Here's what Brooks and Warren have to say about this:
"… plot, character, and theme are abstracted from the organic unity which
is the story, and when we discuss them we should always be aware that they are
abstractions. And when we discuss them, we do so only to understand better the
nature of that unity, the story, from which they are abstracted." Nice
words, but the frog still dies, but what these two exceptional authors are
telling me is; here is what you should be
looking for. Now, read it and pay attention," basically what Ernest
Gaines told me, "Read, read, read" and then go and "Write,
write, write." I tell my writing students that learning to write can be
compared to learning to shoot a free throw in basketball (Yeah, I know, a
sports analogy). First, you study how a good shooter does it. Pay attention to
how h/she stands, how h/she holds the ball, how the ball leaves the hand, and
how the ball arcs in the air. Then you stand at the foul line and shoot some
baskets. At first, imitate your shooter. Then find what works for you—your own
style. The key, I tell my students, is doing it so often that you don't think
about it anymore—something akin to what Ayn Rand wrote in The Art of Fiction;
"Before you sit down to write, your language has to be so automatic that
you are not conscious of groping for words or forming them into a
sentence."
For me, reading and writing are enjoyable because
they allow me to live vicariously—to crawl into another person's skin and
experience a different world than the one I live in. Alas, a writer must create
that world and make it believable for it to work. That means that you have to
make sure all the elements in fiction work in tandem, effortlessly and
unnoticed. This is no easy achievement, but all the best stories have that in
common. Go read "Haircut" by Ring Lardner, "The Necklace by Guy
de Maupassant, "Araby" by James Joyce, "The Lament" by
Anton Chekov, "A Good Man is hard to Find" by Flannery O'Connor, and "A
Rose for Emily" by William Faulkner if you want to see for yourself how it
is done. They are all included in The Scope of Fiction.

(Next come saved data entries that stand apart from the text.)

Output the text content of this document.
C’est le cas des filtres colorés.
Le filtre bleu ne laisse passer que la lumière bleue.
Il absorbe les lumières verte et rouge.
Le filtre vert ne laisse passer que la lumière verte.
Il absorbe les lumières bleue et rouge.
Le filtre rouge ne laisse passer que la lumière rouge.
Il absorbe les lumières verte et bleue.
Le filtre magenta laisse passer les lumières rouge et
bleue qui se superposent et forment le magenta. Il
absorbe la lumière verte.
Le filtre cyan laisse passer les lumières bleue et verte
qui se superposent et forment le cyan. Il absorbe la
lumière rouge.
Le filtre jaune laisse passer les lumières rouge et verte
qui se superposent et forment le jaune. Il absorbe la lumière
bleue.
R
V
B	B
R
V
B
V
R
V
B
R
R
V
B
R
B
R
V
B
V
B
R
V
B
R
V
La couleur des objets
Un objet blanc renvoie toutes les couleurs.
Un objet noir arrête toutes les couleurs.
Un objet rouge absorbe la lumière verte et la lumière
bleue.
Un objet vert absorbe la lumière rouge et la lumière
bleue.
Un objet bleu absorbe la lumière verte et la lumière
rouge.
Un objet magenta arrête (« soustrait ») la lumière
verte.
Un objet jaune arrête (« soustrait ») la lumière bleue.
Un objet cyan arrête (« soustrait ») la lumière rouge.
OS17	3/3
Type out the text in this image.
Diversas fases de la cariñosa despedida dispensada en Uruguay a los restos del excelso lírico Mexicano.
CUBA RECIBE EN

In their book, Brooks and Warren helped me learn
what those elements were, see how other writers handled them, and then encouraged
me to try it myself. I learned that the elements of fiction are completely
interfused. Pull one out and you don't have a story. Isaac Singer once compared
a writer to a god who creates life, and like life, a story is a mighty complex
thing. Getting everything right is difficult but crucial. Going back to the frog,
the heart is essential for life, but so are all the other major organs. They
must all work together to make a living, functioning frog.